Much of Intel's emphasis in its presentation is on Tiger Lake - a mobile-orientated SoC (system on chip) that is designed to work a 10W to 65W power window, that sees the firm deliver a brand new CPU architecture paired with a radical improvement in integrated graphics power. On the processor side, Tiger Lake sticks with Intel's preferred four-core/eight-thread CPU configuration, with the new Willow Cove architecture working in tandem with improvements in power efficiency and frequency range to deliver what Intel says is a 'better than generational leap' in processing performance. Actual numbers were somewhat thin on the ground, but the existing 10th Gen Ice Lake architecture with its Sunny Cove cores topped out at around 4.0GHz, while Intel's charts suggest that 4.6GHz and perhaps higher is achievable with Willow Cove.

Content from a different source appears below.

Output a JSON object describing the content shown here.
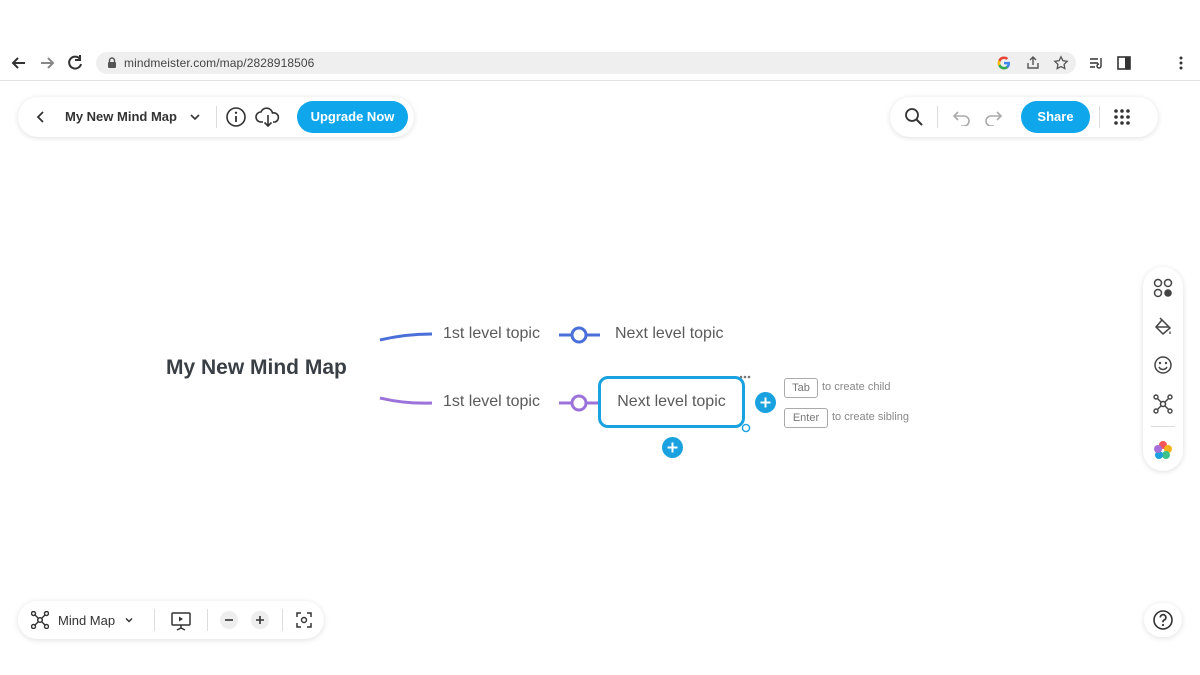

This is backed by a new graphics core that Intel claims delivers a 2x improvement in performance in the same power envelope using a similar amount of silicon area. This sounds like quite a remarkable achievement, but Tiger Lake does seem capable of delivering this based on Intel's demonstrations. For starters, the 64 EUs (execution units) of Ice Lake are boosted to 96 on Tiger Lake. The EU itself has been comprehensively redesigned to be smaller and more efficient, while clock speeds scale higher.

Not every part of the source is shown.